Walker stresses that practitioners will only be allowed to access "limited" data, and that young people and parents will be able to request that sensitive data isn't on the system.
Lewisham's system brings together the expertise from its information sharing and assessment pilot with Ryogens, the generic youth offending technology, and Fame, the framework for multi-agency information sharing and working launched by the Office of the Deputy Prime Minister.
It is the only local authority to gain trailblazer status for all three initiatives.
Walker says Lewisham's pilot ISA, which ran in Deptford from November 2003 and involved a senior health visitor, social worker, education professional, co-ordinator and administrator, has made it easier for different agencies to work together. "It is a family support model," she says. "We encourage practitioners to sit down with children and their families to create a task-oriented plan then come back together to look at progress."
She admits that it was "very hard" to engage health agencies initially, but adds: "I would have to say it's not because they haven't wanted to be involved. They have, particularly the primary care trust, which is working hard. It's more about legislation creating barriers." The Children Bill, she hopes, will rectify that situation.

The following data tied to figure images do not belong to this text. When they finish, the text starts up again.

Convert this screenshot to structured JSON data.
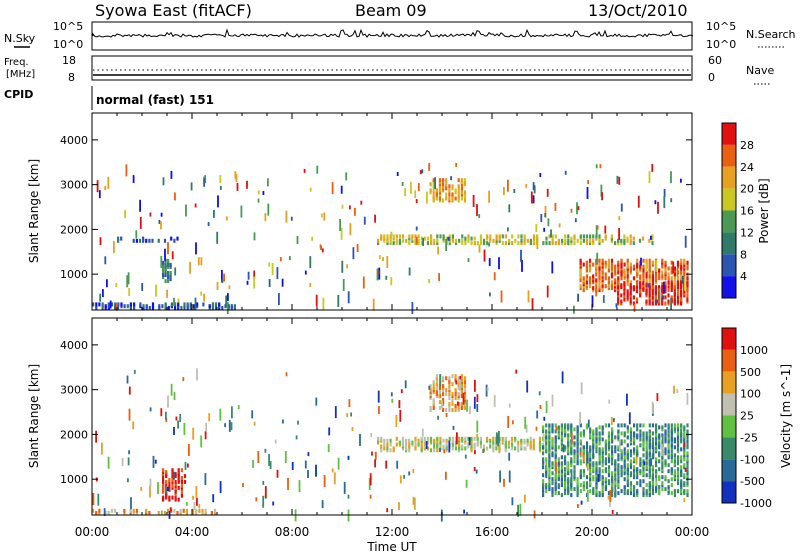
{
  "header": {
    "station": "Syowa East (fitACF)",
    "beam": "Beam 09",
    "date": "13/Oct/2010"
  },
  "noise_panel": {
    "left_label": "N.Sky",
    "right_label": "N.Search",
    "ytick_top": "10^5",
    "ytick_bottom": "10^0"
  },
  "freq_panel": {
    "left_label_1": "Freq.",
    "left_label_2": "[MHz]",
    "left_top": "18",
    "left_bottom": "8",
    "right_label": "Nave",
    "right_top": "60",
    "right_bottom": "0"
  },
  "cpid": {
    "label": "CPID",
    "value": "normal (fast) 151"
  },
  "chart_data": [
    {
      "type": "heatmap",
      "name": "power",
      "ylabel": "Slant Range [km]",
      "xlabel": "",
      "yticks": [
        "1000",
        "2000",
        "3000",
        "4000"
      ],
      "ylim": [
        200,
        4600
      ],
      "xlim_hours": [
        0,
        24
      ],
      "colorbar": {
        "label": "Power [dB]",
        "ticks": [
          "4",
          "8",
          "12",
          "16",
          "20",
          "24",
          "28"
        ],
        "colors": [
          "#1010e8",
          "#2a55b0",
          "#2f7a68",
          "#4a9a55",
          "#c8c820",
          "#e8a020",
          "#e86010",
          "#e01010"
        ]
      },
      "regions": [
        {
          "x": [
            1.0,
            3.5
          ],
          "y": [
            1700,
            1800
          ],
          "level": 1
        },
        {
          "x": [
            2.8,
            3.2
          ],
          "y": [
            800,
            1300
          ],
          "level": 2
        },
        {
          "x": [
            0.0,
            5.8
          ],
          "y": [
            200,
            320
          ],
          "level": 1
        },
        {
          "x": [
            11.4,
            22.5
          ],
          "y": [
            1650,
            1850
          ],
          "level": 4
        },
        {
          "x": [
            13.5,
            15.0
          ],
          "y": [
            2600,
            3100
          ],
          "level": 5
        },
        {
          "x": [
            19.5,
            23.9
          ],
          "y": [
            600,
            1300
          ],
          "level": 6
        },
        {
          "x": [
            21.0,
            23.9
          ],
          "y": [
            300,
            800
          ],
          "level": 7
        }
      ]
    },
    {
      "type": "heatmap",
      "name": "velocity",
      "ylabel": "Slant Range [km]",
      "xlabel": "Time UT",
      "yticks": [
        "1000",
        "2000",
        "3000",
        "4000"
      ],
      "xticks": [
        "00:00",
        "04:00",
        "08:00",
        "12:00",
        "16:00",
        "20:00",
        "00:00"
      ],
      "ylim": [
        200,
        4600
      ],
      "xlim_hours": [
        0,
        24
      ],
      "colorbar": {
        "label": "Velocity [m s^-1]",
        "ticks": [
          "1000",
          "500",
          "100",
          "25",
          "-25",
          "-100",
          "-500",
          "-1000"
        ],
        "colors": [
          "#1030c0",
          "#2a6a9a",
          "#3a8a6a",
          "#60c040",
          "#c0c0b0",
          "#e8a020",
          "#e86010",
          "#e01010"
        ]
      },
      "regions": [
        {
          "x": [
            2.8,
            3.8
          ],
          "y": [
            500,
            1200
          ],
          "level": 7
        },
        {
          "x": [
            11.4,
            18.5
          ],
          "y": [
            1600,
            1900
          ],
          "level": 4
        },
        {
          "x": [
            13.5,
            15.0
          ],
          "y": [
            2500,
            3300
          ],
          "level": 5
        },
        {
          "x": [
            18.0,
            23.9
          ],
          "y": [
            600,
            2200
          ],
          "level": 2
        },
        {
          "x": [
            0.0,
            5.0
          ],
          "y": [
            200,
            300
          ],
          "level": 5
        }
      ]
    }
  ]
}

The hub of its system is a database holding details of all the children in the borough, and its spokes are the different agencies working with children. Practitioners who log a concern about a child will be able to see if any other agencies are involved in the child's life, but that's all. Children are identified by seven characteristics, including name, date of birth and their GP.
Members of LISA's central team have access to all information, but practitioners don't, although they can use secure email to pass more sensitive information between them.

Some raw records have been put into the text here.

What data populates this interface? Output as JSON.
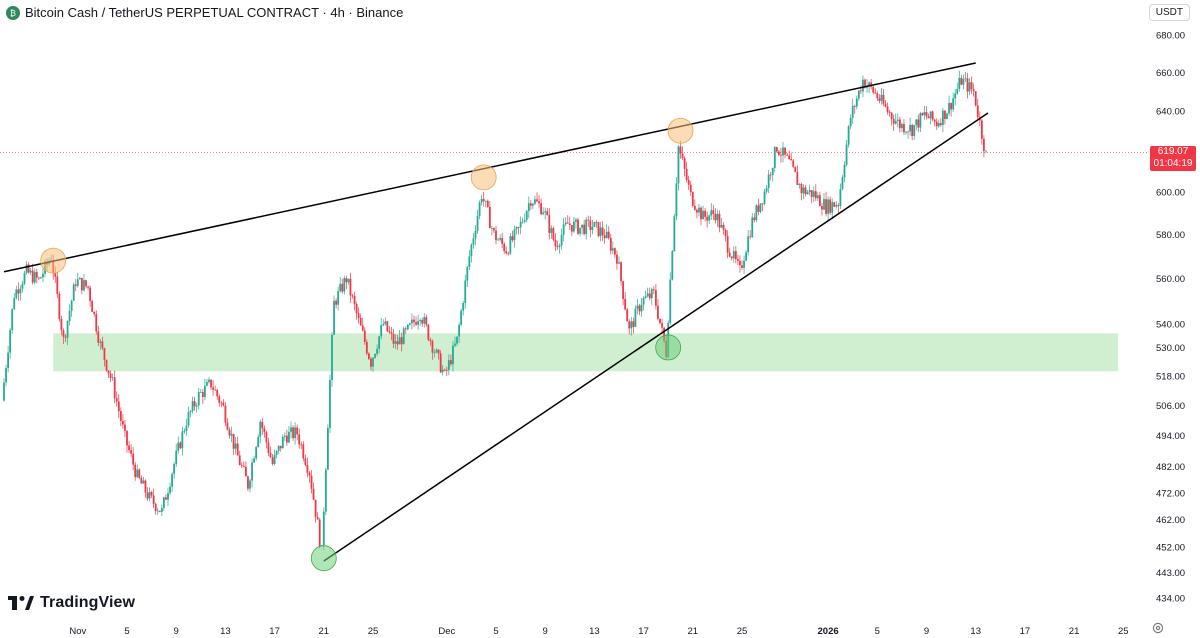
{
  "header": {
    "title": "Bitcoin Cash / TetherUS PERPETUAL CONTRACT · 4h · Binance",
    "coin_icon": "bitcoin-cash-icon"
  },
  "currency_button": "USDT",
  "current_price": {
    "value": "619.07",
    "countdown": "01:04:19"
  },
  "brand": {
    "logo_text": "TradingView",
    "logo_icon": "tradingview-logo-icon"
  },
  "colors": {
    "up": "#22ab94",
    "down": "#f23645",
    "zone": "#c8ebc8",
    "highlight_orange": "#f7c07a",
    "highlight_green": "#6fcf7a"
  },
  "chart_data": {
    "type": "candlestick",
    "interval": "4h",
    "ylim": [
      434,
      680
    ],
    "y_ticks": [
      "680.00",
      "660.00",
      "640.00",
      "620.00",
      "600.00",
      "580.00",
      "560.00",
      "540.00",
      "530.00",
      "518.00",
      "506.00",
      "494.00",
      "482.00",
      "472.00",
      "462.00",
      "452.00",
      "443.00",
      "434.00"
    ],
    "x_ticks": [
      "Nov",
      "5",
      "9",
      "13",
      "17",
      "21",
      "25",
      "Dec",
      "5",
      "9",
      "13",
      "17",
      "21",
      "25",
      "2026",
      "5",
      "9",
      "13",
      "17",
      "21",
      "25"
    ],
    "x_range": [
      "2025-10-26",
      "2026-01-28"
    ],
    "scale": "log",
    "trend_lines": [
      {
        "name": "upper-resistance",
        "from": [
          "2025-10-26",
          563
        ],
        "to": [
          "2026-01-13",
          665
        ]
      },
      {
        "name": "lower-support",
        "from": [
          "2025-11-21",
          447
        ],
        "to": [
          "2026-01-14",
          639
        ]
      }
    ],
    "support_zone": {
      "from": "2025-10-30",
      "to": "2026-01-28",
      "low": 520,
      "high": 536
    },
    "highlights": [
      {
        "date": "2025-10-30",
        "price": 568,
        "color": "orange"
      },
      {
        "date": "2025-12-04",
        "price": 607,
        "color": "orange"
      },
      {
        "date": "2025-12-20",
        "price": 630,
        "color": "orange"
      },
      {
        "date": "2025-11-21",
        "price": 448,
        "color": "green"
      },
      {
        "date": "2025-12-19",
        "price": 530,
        "color": "green"
      }
    ],
    "anchors": [
      [
        "2025-10-26",
        508
      ],
      [
        "2025-10-27",
        553
      ],
      [
        "2025-10-28",
        563
      ],
      [
        "2025-10-29",
        559
      ],
      [
        "2025-10-30",
        570
      ],
      [
        "2025-10-31",
        533
      ],
      [
        "2025-11-01",
        559
      ],
      [
        "2025-11-02",
        556
      ],
      [
        "2025-11-03",
        531
      ],
      [
        "2025-11-04",
        515
      ],
      [
        "2025-11-05",
        493
      ],
      [
        "2025-11-06",
        478
      ],
      [
        "2025-11-07",
        470
      ],
      [
        "2025-11-08",
        465
      ],
      [
        "2025-11-09",
        483
      ],
      [
        "2025-11-10",
        500
      ],
      [
        "2025-11-11",
        510
      ],
      [
        "2025-11-12",
        515
      ],
      [
        "2025-11-13",
        505
      ],
      [
        "2025-11-14",
        488
      ],
      [
        "2025-11-15",
        475
      ],
      [
        "2025-11-16",
        500
      ],
      [
        "2025-11-17",
        483
      ],
      [
        "2025-11-18",
        494
      ],
      [
        "2025-11-19",
        495
      ],
      [
        "2025-11-20",
        480
      ],
      [
        "2025-11-21",
        450
      ],
      [
        "2025-11-22",
        549
      ],
      [
        "2025-11-23",
        560
      ],
      [
        "2025-11-24",
        541
      ],
      [
        "2025-11-25",
        524
      ],
      [
        "2025-11-26",
        540
      ],
      [
        "2025-11-27",
        531
      ],
      [
        "2025-11-28",
        537
      ],
      [
        "2025-11-29",
        545
      ],
      [
        "2025-11-30",
        531
      ],
      [
        "2025-12-01",
        518
      ],
      [
        "2025-12-02",
        533
      ],
      [
        "2025-12-03",
        570
      ],
      [
        "2025-12-04",
        599
      ],
      [
        "2025-12-05",
        580
      ],
      [
        "2025-12-06",
        573
      ],
      [
        "2025-12-07",
        582
      ],
      [
        "2025-12-08",
        597
      ],
      [
        "2025-12-09",
        592
      ],
      [
        "2025-12-10",
        575
      ],
      [
        "2025-12-11",
        585
      ],
      [
        "2025-12-12",
        583
      ],
      [
        "2025-12-13",
        584
      ],
      [
        "2025-12-14",
        580
      ],
      [
        "2025-12-15",
        570
      ],
      [
        "2025-12-16",
        537
      ],
      [
        "2025-12-17",
        550
      ],
      [
        "2025-12-18",
        553
      ],
      [
        "2025-12-19",
        528
      ],
      [
        "2025-12-20",
        622
      ],
      [
        "2025-12-21",
        598
      ],
      [
        "2025-12-22",
        588
      ],
      [
        "2025-12-23",
        590
      ],
      [
        "2025-12-24",
        575
      ],
      [
        "2025-12-25",
        563
      ],
      [
        "2025-12-26",
        586
      ],
      [
        "2025-12-27",
        600
      ],
      [
        "2025-12-28",
        622
      ],
      [
        "2025-12-29",
        614
      ],
      [
        "2025-12-30",
        601
      ],
      [
        "2025-12-31",
        599
      ],
      [
        "2026-01-01",
        593
      ],
      [
        "2026-01-02",
        595
      ],
      [
        "2026-01-03",
        637
      ],
      [
        "2026-01-04",
        656
      ],
      [
        "2026-01-05",
        649
      ],
      [
        "2026-01-06",
        640
      ],
      [
        "2026-01-07",
        633
      ],
      [
        "2026-01-08",
        631
      ],
      [
        "2026-01-09",
        638
      ],
      [
        "2026-01-10",
        634
      ],
      [
        "2026-01-11",
        642
      ],
      [
        "2026-01-12",
        656
      ],
      [
        "2026-01-13",
        650
      ],
      [
        "2026-01-14",
        618
      ]
    ]
  }
}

"Those recognised as children in need will have a record," says Walker, "but it's not really a record because you can't see all the information.
"The key for us is around encouraging practitioners to speak to each other," she concludes. "That's real multi-agency working and that's what we're aiming to achieve."
BACKGROUND
How Lewisham developed LISA
- Seminars brought heads of all the services together
- Established four work streams: technical, looking at systems; legal, to look at information sharing; professional, to deal with day-to-day practitioners; and organisational, looking at umbrella issues
- Created a multi-agency information sharing board that took in ISA, Fame and Ryogens
- Started training practitioners in October 2003.